Григорий Назианзин Богословское слово 3, 2.
Другие пассажи из Григория поддержали бы это, например, Слово 42.15: «У этих трех есть единая природа… божественная. Началом единства (ενωσις) является Отец, из которого происходят другие два и к которому они обращаются назад (έξ ού και προς δν άνάγεται)». Таким образом, Мередит (Meredith A. The Cappadocians, 1995, p. 1061) справедливо заключает что: «В итоге… Григорий предпочитает идею монархии, где Отец — источник порядка и бытия».
Torrance A. J. Persons in Communion, p. 293.
Rahner K. The Trinity, 1986, p. 17f.
Отец Станилоэ (Staniloaе D. The Experience of God, 1994, p. 129) предпочитает использовать выражение «Триличие»: « Бог, можно сказать, является триличной сверхсущностью или сверхсущным Триличием». Станилоэ понимает божественное — и человеческое — лицо как предмет и центр сознания (The Experience of God, p. 256: «Существо реально не существует кроме как в ипостаси, или — как в случае духовного существа — в сознающем субъекте… мы говорим о божественных ипостасях как субъектах… сознательных отношениях между субъектами и т. д.; мой курсив).

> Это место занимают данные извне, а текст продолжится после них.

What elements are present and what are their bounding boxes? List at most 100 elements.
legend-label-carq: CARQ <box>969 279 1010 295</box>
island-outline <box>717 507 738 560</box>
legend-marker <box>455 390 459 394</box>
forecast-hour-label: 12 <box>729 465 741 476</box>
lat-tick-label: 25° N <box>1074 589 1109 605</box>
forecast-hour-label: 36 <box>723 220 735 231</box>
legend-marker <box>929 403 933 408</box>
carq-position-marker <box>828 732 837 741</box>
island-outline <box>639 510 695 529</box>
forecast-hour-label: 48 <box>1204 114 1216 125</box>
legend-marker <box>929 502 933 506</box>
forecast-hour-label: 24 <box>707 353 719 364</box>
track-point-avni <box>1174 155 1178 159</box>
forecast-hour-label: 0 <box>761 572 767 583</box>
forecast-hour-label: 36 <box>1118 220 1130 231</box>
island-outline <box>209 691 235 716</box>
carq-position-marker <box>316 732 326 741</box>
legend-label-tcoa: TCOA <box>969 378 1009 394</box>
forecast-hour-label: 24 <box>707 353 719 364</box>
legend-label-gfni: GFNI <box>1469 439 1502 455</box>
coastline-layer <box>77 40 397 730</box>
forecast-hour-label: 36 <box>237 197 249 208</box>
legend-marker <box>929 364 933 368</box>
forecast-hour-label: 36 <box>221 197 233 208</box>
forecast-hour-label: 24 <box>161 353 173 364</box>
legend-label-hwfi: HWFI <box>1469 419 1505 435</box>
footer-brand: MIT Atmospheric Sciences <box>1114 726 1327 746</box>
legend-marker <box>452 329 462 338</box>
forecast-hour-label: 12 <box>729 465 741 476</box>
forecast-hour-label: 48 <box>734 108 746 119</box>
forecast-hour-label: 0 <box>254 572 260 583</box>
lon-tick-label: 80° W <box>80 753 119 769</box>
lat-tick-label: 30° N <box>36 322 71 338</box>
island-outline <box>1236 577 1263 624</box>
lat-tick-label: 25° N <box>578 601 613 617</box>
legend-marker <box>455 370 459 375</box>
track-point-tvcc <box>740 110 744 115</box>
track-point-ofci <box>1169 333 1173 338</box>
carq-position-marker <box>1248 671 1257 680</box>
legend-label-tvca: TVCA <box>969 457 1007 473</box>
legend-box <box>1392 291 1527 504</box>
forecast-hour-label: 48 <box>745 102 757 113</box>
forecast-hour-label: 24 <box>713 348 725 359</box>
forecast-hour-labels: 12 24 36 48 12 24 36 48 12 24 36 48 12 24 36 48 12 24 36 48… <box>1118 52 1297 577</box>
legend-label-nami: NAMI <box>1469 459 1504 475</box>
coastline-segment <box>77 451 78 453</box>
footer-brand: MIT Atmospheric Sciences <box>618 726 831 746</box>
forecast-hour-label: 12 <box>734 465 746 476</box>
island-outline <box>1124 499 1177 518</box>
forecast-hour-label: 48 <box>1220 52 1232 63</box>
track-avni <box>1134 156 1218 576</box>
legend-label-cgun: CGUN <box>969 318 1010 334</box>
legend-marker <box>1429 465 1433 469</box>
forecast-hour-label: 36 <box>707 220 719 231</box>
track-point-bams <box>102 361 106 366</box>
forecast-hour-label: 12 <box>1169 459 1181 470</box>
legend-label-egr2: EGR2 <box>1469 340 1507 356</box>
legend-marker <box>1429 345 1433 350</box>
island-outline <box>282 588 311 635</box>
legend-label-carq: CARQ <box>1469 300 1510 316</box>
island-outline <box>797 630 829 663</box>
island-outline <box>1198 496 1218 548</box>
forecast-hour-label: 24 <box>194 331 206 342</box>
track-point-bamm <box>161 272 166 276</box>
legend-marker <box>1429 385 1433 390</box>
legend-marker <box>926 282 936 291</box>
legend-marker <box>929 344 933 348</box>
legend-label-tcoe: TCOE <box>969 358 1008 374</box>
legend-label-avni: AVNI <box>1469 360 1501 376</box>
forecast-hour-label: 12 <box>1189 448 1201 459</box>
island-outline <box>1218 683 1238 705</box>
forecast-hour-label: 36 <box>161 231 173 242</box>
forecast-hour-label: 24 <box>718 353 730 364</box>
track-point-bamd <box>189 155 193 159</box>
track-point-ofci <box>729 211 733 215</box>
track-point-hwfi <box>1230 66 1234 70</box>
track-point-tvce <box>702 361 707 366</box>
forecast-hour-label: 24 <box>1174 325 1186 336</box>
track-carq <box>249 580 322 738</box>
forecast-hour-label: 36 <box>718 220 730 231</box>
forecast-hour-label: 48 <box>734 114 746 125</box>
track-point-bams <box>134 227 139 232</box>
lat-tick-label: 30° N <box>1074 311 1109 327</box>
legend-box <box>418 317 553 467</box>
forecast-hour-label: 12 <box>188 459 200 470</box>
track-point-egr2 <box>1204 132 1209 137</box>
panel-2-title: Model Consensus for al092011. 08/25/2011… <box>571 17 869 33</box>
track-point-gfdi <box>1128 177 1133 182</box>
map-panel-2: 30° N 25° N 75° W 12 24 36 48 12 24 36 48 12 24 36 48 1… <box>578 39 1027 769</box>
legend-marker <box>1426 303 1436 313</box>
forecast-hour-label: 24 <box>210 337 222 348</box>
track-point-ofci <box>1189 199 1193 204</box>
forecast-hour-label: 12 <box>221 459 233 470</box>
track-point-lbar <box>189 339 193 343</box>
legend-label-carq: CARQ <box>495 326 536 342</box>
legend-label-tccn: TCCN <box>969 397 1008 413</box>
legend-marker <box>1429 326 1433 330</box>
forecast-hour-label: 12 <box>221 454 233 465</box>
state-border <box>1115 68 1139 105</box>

Это очень отличается от каппадокийского и, вообще, греческого святоотеческого представления о индивидуальности, которая фактически исключает понимание лица в терминах субъективности, сознание является чем–то общим и идентичным всем трем из божественных лиц. Ср.: Prestige G. God in Patristic Thought, 1959, p. xxxii: эти три лица не должны расцениваться как три «сознания» в греческой патристической мысли. См. также ниже гл. 4.